The total amount of land planted in crops worldwide continued to rise in recent years because population was growing and the world’s people were improving their diet, i.e. eating more in general and eating more meat. But these trends are slowing too.
Population growth is much slower than it was a generation ago and is expected to slow and maybe even reverse within the lifetime of people already alive today. As for eating more, people’s appetite for more and better food goes up, but then also stabilizes. Although we all know some people who are pushing the limits, eventually there is only so much a person can eat.
We can expect agricultural yields to continue to improve, especially if we can get beyond the troglodyte fear of GMOs. Even w/o this source of improvement, there are lots of things that can be done. I read recently about a lettuce bot that can efficiently weed, thin and pick lettuce. This will improve cultivation techniques, while dispensing with the need for backbreaking labor current applied in the fields.
We can already see the results of more efficient agriculture, although it is so much around us and happened so slowly that we might not notice. In the last century, forests in the Eastern U.S. and Western Europe have returned as cropland no longer needed was recolonized by forests. There is more forest canopy in the Eastern U.S. then there was in 1812. With that has come wildlife. Deer, turkeys and even squirrels were almost extinct in some states a century ago. Today they are common enough to be pests in lots of places. ears are back on our tree farms.
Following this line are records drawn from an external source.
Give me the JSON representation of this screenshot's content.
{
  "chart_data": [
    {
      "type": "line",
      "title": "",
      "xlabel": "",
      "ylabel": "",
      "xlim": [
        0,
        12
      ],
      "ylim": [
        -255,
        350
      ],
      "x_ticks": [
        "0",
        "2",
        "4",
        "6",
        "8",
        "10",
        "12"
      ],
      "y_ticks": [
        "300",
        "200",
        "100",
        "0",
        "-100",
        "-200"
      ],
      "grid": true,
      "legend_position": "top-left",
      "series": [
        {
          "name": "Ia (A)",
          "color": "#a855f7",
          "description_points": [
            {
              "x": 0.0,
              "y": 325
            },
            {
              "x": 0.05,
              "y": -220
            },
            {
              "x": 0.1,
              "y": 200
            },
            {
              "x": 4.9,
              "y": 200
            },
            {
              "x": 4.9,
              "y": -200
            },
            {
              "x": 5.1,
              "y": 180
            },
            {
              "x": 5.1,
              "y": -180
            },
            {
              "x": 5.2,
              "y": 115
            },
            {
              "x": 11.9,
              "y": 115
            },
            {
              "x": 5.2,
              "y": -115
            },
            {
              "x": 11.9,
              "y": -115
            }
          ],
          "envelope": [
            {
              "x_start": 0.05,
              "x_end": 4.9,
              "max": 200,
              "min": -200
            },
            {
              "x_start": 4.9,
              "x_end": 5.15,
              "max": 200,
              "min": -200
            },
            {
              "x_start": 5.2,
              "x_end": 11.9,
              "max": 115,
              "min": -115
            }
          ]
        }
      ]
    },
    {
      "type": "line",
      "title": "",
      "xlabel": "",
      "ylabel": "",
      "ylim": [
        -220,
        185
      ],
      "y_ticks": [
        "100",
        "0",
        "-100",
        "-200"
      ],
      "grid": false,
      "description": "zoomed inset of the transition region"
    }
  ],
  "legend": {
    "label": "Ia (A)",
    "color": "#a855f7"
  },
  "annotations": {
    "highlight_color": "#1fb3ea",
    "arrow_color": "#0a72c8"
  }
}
Before about ten years ago, they had been absent for a hundred years. I am not sure I am completely happy about their return, BTW. (I prefer not to share my land with dangerous animals. I don’t really think that they would be more afraid of me than I would be of them.) But return they have.
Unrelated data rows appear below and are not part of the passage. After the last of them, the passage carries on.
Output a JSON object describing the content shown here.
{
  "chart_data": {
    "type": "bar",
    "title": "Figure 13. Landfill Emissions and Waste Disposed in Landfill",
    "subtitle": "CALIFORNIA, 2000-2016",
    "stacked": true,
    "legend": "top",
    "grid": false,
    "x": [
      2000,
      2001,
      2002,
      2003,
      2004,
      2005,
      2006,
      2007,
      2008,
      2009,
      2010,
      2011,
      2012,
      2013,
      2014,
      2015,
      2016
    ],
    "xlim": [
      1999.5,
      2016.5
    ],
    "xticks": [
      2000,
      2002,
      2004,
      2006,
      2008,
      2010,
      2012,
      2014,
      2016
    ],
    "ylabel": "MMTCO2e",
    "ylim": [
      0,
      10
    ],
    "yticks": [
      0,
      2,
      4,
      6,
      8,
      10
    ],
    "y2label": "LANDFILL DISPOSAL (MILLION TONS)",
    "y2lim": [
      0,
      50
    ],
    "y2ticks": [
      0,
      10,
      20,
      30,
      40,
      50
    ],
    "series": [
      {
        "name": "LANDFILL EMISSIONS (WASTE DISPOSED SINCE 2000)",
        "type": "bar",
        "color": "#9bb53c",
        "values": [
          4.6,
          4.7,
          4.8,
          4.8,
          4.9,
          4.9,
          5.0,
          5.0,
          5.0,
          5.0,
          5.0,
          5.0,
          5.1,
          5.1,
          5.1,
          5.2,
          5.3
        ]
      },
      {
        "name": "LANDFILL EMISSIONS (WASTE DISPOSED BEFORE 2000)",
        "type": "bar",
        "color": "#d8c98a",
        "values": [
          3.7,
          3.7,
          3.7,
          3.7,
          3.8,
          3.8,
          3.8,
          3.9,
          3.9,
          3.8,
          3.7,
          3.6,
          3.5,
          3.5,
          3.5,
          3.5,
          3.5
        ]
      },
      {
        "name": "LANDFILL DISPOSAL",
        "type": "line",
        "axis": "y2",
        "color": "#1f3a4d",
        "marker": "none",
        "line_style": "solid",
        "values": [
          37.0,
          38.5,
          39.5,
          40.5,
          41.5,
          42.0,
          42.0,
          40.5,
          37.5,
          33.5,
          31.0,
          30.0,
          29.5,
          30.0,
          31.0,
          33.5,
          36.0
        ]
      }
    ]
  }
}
Anyway, the smaller footprint on the land will give us the luxury of small scale organic farming for the upscale markets as well as the capacity to conserve natural areas and better protect soil and water resources. We really need to update our conception. For my entire life we have talked about fragile nature.
It has been a narrative of sad loss. According to this paradigm, each year there was less: less clean water, fewer animals and trees etc. I recall “ecological clocks” ticking inexorably toward a bleak dystopia like those portrayed in movies like “Soylent Green” or “Blade Runner.” But we have turned a corner w/o perceiving it. And we did it by going forward, not backward. Today we have more and better options than we did in 1970, when I first started to worry about these things. It has turned about much better than I thought it would.
In the new paradigm, we need to restore humans in nature. IMO, in the old paradigm there is too much separation. We want to protect nature FROM humans. This follows naturally if you believe in the idea that we are merely trying to slow the inevitable loss. In the renewable and renewed world we live in today, I think it is important for people to understand their integration. I like the idea of community farms, not because I think locovores are more ecologically beneficial (I don’t) but rather because it helps people understand where food comes from.
I also think we need to encourage a new generation of hunters. Hunting is dying out, as the older generation of hunters literally dies out. It would be a good thing if at least some of our calories came from wild game now expanding numbers into our neighborhoods. No matter what, the mind-sets and adaptions of the past fifty years will be increasingly out of date in the next.
Another addition – return of wolves to the Eastern forests.